How can UX researchers support gender diversity and more inclusive design for all intended users?

February 14, 2022

In an industry where we rely on research data to improve product designs, we need to take steps to ensure that our sample for testing reflects all intended users; we need to ask, “is this product really designed for all intended users, including those who do not conform to the gender binary?”

An outpouring of data in recent years has shown that failing to consider various body types in design has led to a multitude of problems. These issues include car safety, comfort when using a phone, ease in using voice recognition software, and algorithms reproducing biases in search platforms, among others (Criado Perez). These design problems exist, in part, because the products were designed with cisgender men in mind and because it was wrongly assumed that those designs would work for all bodies. To remedy this, products need to be designed for all genders in order to be designed for all body types, since someone’s gender is not a good indication of their body size or proportions.

So, what is our responsibility as UX researchers? How can we update our research and design practices to increase gender diversity and best serve our end users? Below are some actions we can take now:

Writing screeners:

  • Create expansive gender quotas as opposed to using the gender binary. This keeps the research accountable and ensures that data is gathered from people of multiple genders.
  • Ask respondents’ gender with an open-ended, fill-in-the-blank response. This signals to people that we respect their gender identity.
  • Ask for respondents’ pronouns and use them during all interactions. It’s important to ask for both someone’s gender and pronouns because they are not synonymous and might not be conventionally paired. Since gender and pronouns are not the same, it’s important to not assume neither pronouns nor gender, an assumption can be inaccurate and therefore harmful. This will help convey to participants that we respect their pronouns and are taking steps to create a safe environment for them.


    • Use participants’ self-reported gender and pronouns. This indicates that the sample is more closely aligned with real-world users and may account for some nuances that a more limited sample would miss.

Recommendations and design:

    • Use gender neutral language and images. Be more descriptive and specific when talking about who the instructions pertain to and what message needs to come across. For example, is it that women cannot be pregnant while using this product? Or is it that anyone with a uterus cannot be pregnant when using this product?
    • Gender-neutral and specific language could also better serve users of all races and ethnicities. For example, instead of instructions saying “men must shave their abdomen before applying the product,” it could read, “people with hair on their abdomen must shave before applying the product.” This simple change in language not only recognizes that people with hair on their abdomen might not be men and that some men might not have hair on their abdomens, but it also addresses that people of many races and ethnicities naturally have hair on their abdomen.

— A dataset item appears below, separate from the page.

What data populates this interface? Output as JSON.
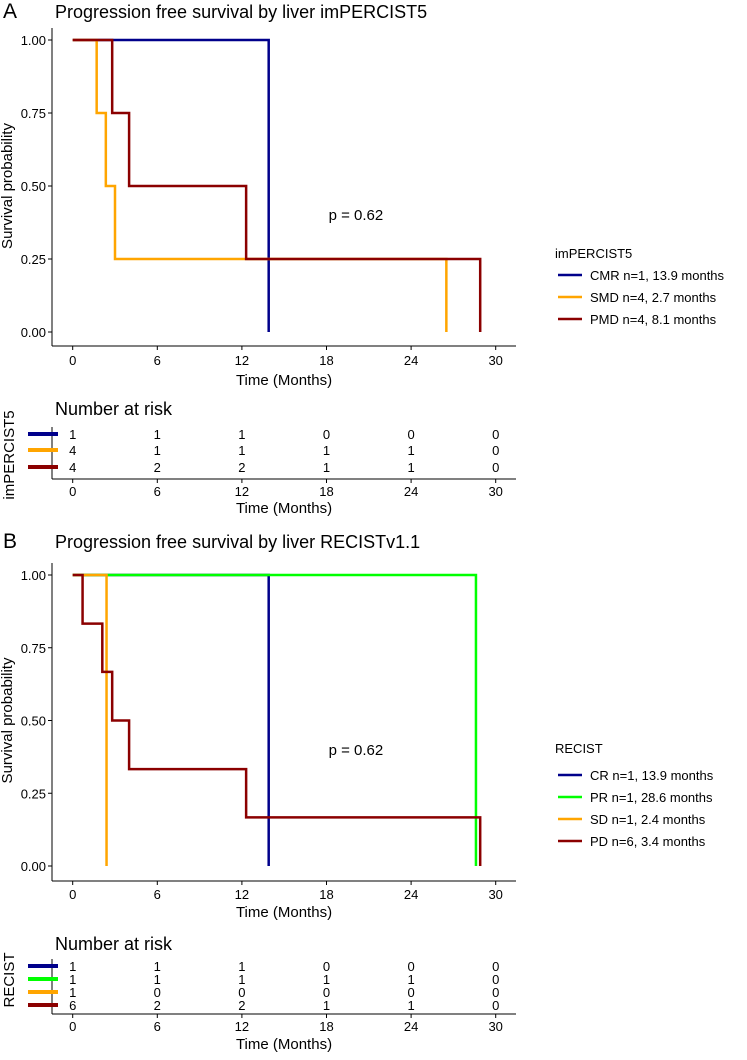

We won’t know how gender impacts the use of a product or service, if at all, until we collect more data and refine our research processes. Once we have data from a sample that encompasses more genders, we can analyze our results based on gender identity and see if use cases fall along gendered lines. If so, then we refine our design, and if not, we know that the product works for the representative population we tested, and that, as always, we can continue to make our research more reflective of real-world users.